A 67-year-old woman with established diagnosis of melorheostosis since the age of 22 was referred to our institute. Although independent in self-care activities, the patient has been suffering from chronic pain secondary to the melorheostosis with three to five episodes of pain flare-ups per year. The patient developed lymphedema of the left lower extremity and leg length discrepancy with the left leg being longer. In order to assess the disease activity the patient underwent whole body 18F-NaF PET/CT scan, which showed multiple 18F-NaF avid lesions corresponding to the hyperdense bone abnormalities and the soft-tissue ossifications.
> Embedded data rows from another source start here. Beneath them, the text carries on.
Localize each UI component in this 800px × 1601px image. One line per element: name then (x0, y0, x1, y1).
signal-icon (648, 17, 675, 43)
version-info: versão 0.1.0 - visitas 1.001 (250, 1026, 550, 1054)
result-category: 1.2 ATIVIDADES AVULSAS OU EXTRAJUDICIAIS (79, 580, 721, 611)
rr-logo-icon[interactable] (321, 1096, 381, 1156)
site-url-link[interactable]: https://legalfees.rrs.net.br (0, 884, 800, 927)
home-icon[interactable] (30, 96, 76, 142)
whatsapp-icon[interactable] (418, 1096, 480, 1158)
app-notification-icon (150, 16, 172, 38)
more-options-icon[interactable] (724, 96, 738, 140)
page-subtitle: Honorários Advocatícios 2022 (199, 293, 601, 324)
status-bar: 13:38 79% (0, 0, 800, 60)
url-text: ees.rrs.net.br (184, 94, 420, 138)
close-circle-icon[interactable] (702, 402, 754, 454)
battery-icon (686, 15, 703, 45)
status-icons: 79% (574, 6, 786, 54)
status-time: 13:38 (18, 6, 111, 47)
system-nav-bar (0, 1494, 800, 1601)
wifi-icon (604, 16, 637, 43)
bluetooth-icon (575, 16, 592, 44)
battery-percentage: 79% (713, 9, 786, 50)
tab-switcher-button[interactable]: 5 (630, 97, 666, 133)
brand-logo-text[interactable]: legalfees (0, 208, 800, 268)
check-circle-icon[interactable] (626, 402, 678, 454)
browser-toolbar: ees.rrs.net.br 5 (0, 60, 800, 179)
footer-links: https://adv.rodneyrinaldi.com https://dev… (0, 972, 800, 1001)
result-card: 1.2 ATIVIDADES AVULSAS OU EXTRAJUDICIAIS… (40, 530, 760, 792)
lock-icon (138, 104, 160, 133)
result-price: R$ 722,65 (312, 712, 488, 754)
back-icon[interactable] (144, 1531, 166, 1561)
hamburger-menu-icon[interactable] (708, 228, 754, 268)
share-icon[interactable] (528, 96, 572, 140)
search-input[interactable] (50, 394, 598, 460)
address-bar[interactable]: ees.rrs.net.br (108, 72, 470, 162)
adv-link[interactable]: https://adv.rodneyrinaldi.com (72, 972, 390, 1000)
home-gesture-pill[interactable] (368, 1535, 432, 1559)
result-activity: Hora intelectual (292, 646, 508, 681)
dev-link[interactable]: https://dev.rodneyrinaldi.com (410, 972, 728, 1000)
A prominent lesion with intensely elevated 18F-NaF activity (SUVmax: 45,4) resided in the left lower sternum (Fig. 1a: Maximum Intensity Projection (MIP) PET image of the torso, yellow arrow; Fig 1b & 1c: axial CT and axial fused PET/CT images of the chest, red arrows). Also, two sites of extra-osseous bone formation were observed in the anterior abdominal wall (Fig. 1a: green arrow; Fig 1d & 1e: axial CT and axial fused PET/CT images of the upper abdomen, red arrows) and in the right anterolateral abdominal wall (Fig. 1a: red arrow; Fig 1f & 1g: axial CT and axial fused PET/CT images of the abdomen, red arrows) which also showed markedly elevated 18F-NaFuptake (SUVmax: 30,3 & 42,6 respectively).